Night didn't end in Ọhịa Udo—it deepened.
The sky remained bruised, thick with clouds that pulsed like something alive. Birds refused to fly. Goats wailed like children. And in the compound of the oldest living woman, Nneka the Bonekeeper, the wind began whispering names.
She hadn't spoken in twenty years. Not since the war that silenced her children and took her tongue with fire. But now, she sat straight in her raffia mat as if her spine remembered the weight of prophecy. Her eyes glowed faintly, the color of smoldering coal.
"Nwanyi," she rasped to no one. "Ọgbanje is among us."
***
In the sacred grove, the twelve daughters kneeled as the earth pulsed beneath them. Their eyes were still marked with ash and chalk. Adamma's arms burned with light now—not fire, not magic, but something older, ancestral, inherited.
"She hears them," one girl whispered.
Adamma raised her head slowly. Her face was wet, but she hadn't cried. Not tears. Blood.
"They say we must choose," she whispered. "Either silence… or storm."
Mma Oluchi nodded solemnly. "Then let the choosing begin."
One by one, each daughter was handed a relic from the earth—a tooth, a shard of bone, a feather from a long-dead vulture, a stone marked with iron. Each one tied to a secret, a truth, or a curse.
Only Adamma was given nothing.
She was the one who would remember.
***
Far from the grove, in the governor's office in Enugu, the floor cracked open beneath the deputy's desk. A wave of locusts burst from the cement, screaming. The wall cracked, and an ancient map—long dismissed as myth—bloomed like fungus under the plaster. The old borders. The real names. The hidden kingdoms.

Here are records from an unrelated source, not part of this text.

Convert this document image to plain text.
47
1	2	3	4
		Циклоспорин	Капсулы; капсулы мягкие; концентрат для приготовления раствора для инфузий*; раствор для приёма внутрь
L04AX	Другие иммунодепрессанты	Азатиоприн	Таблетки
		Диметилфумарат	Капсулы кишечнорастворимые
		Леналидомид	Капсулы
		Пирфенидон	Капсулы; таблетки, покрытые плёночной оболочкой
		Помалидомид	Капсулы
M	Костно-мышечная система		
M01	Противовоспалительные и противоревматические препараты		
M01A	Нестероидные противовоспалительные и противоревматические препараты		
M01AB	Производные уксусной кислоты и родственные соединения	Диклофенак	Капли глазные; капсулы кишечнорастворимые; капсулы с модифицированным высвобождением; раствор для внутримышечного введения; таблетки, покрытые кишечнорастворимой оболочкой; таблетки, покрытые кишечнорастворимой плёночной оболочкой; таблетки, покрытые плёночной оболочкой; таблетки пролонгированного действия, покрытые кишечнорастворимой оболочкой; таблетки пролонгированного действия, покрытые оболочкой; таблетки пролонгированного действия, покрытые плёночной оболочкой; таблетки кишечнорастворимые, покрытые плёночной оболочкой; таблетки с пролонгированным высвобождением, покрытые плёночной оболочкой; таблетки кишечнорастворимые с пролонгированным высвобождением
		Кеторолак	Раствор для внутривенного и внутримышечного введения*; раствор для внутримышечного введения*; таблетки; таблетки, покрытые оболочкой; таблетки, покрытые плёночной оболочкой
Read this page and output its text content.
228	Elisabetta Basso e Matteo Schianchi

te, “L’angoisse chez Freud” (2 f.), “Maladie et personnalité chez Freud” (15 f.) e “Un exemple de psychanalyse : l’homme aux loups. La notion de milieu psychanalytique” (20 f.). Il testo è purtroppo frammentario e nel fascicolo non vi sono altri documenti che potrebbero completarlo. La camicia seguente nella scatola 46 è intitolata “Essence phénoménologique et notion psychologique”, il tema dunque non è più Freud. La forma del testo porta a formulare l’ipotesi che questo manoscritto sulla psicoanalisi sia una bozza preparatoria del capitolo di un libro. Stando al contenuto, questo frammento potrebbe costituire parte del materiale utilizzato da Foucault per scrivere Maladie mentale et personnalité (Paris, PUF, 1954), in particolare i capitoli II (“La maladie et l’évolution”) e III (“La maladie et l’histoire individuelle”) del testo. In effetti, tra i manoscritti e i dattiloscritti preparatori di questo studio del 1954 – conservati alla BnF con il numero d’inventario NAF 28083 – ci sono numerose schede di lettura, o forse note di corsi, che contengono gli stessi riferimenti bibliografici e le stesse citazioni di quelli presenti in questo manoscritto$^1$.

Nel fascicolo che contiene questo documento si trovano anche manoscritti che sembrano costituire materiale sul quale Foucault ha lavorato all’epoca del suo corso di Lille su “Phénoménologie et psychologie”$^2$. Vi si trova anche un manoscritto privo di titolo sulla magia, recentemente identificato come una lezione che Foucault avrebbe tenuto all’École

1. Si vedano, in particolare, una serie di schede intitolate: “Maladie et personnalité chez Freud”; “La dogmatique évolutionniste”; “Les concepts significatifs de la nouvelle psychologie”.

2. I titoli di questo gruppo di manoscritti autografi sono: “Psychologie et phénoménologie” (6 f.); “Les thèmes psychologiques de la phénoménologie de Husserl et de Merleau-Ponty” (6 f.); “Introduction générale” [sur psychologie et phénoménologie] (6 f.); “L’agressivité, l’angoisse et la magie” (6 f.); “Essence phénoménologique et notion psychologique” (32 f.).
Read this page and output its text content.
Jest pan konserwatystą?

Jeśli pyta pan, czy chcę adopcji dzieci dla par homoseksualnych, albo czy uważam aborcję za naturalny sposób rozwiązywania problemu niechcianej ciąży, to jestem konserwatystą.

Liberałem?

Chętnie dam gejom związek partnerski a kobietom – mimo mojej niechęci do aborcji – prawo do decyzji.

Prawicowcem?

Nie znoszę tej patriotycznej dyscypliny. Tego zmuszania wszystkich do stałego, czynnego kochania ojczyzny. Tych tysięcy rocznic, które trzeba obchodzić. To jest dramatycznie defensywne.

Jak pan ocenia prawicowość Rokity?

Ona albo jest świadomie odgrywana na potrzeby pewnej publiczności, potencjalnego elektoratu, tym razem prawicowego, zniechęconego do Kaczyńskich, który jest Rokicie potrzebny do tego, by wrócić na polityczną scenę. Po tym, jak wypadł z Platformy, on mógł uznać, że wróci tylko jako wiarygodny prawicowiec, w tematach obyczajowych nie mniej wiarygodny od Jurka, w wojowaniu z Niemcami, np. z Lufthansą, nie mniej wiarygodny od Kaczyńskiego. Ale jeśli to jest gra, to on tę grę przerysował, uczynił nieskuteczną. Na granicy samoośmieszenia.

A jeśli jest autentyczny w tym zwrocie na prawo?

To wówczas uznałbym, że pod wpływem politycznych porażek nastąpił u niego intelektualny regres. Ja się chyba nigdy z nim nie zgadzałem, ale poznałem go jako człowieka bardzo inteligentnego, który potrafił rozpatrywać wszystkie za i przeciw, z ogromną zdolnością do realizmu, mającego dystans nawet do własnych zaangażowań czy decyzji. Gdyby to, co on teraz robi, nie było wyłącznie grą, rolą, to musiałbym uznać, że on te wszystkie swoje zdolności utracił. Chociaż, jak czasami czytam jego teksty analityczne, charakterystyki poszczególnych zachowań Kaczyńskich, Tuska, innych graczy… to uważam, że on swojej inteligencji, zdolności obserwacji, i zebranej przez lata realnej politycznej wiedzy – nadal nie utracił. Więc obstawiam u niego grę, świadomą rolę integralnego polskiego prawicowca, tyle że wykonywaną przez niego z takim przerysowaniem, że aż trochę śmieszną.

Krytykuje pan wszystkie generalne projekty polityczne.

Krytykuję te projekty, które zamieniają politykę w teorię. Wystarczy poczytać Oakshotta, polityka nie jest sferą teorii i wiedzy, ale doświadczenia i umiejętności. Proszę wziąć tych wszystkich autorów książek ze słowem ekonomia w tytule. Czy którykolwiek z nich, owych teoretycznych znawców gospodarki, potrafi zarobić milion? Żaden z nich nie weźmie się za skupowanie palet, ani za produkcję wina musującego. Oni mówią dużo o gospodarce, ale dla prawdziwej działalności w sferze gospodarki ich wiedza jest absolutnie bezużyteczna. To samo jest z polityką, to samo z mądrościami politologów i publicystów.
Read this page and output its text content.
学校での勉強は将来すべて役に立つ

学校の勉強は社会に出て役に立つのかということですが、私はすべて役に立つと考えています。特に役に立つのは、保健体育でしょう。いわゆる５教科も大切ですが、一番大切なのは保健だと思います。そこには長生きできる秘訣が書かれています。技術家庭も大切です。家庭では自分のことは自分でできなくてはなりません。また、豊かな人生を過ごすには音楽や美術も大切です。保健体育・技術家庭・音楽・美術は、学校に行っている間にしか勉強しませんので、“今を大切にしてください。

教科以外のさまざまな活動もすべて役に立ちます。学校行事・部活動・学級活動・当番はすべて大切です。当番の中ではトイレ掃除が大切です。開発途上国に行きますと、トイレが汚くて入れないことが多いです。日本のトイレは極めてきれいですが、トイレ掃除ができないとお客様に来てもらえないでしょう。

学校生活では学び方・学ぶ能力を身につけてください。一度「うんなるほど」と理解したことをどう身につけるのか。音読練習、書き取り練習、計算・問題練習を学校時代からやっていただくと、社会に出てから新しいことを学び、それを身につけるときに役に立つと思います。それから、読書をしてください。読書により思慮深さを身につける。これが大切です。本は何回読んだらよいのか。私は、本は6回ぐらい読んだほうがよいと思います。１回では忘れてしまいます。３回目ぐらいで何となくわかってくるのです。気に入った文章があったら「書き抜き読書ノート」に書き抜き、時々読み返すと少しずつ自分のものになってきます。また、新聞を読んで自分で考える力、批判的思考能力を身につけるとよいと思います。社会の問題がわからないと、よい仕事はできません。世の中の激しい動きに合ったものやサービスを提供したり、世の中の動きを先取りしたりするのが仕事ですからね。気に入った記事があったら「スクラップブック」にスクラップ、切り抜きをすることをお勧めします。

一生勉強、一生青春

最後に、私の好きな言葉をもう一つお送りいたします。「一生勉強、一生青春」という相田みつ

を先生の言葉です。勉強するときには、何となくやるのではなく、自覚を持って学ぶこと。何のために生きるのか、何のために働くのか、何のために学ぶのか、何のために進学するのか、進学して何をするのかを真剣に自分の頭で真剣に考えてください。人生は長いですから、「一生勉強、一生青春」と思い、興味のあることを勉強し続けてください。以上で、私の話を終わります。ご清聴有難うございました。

And every time someone tried to erase it, it returned—darker, sharper.
The historian who had vanished in Chapter Seven was not lost.
He was underground—writing.
With ink made from his own blood.
Etching names into bones.
***
By dawn, three of the strangers who had come to the village were dead.
One had drowned in dry sand.
One had clawed his own eyes out, whispering, "I saw her… She remembers me…"
And one simply vanished, leaving behind a journal that read only:
*"The daughters are not rising. They were never buried."*
In the grove, the girls stood beneath a tree no one had planted.
Its branches bore skulls instead of fruit.
Adamma looked up.
And the wind carried the voices of the ancestors.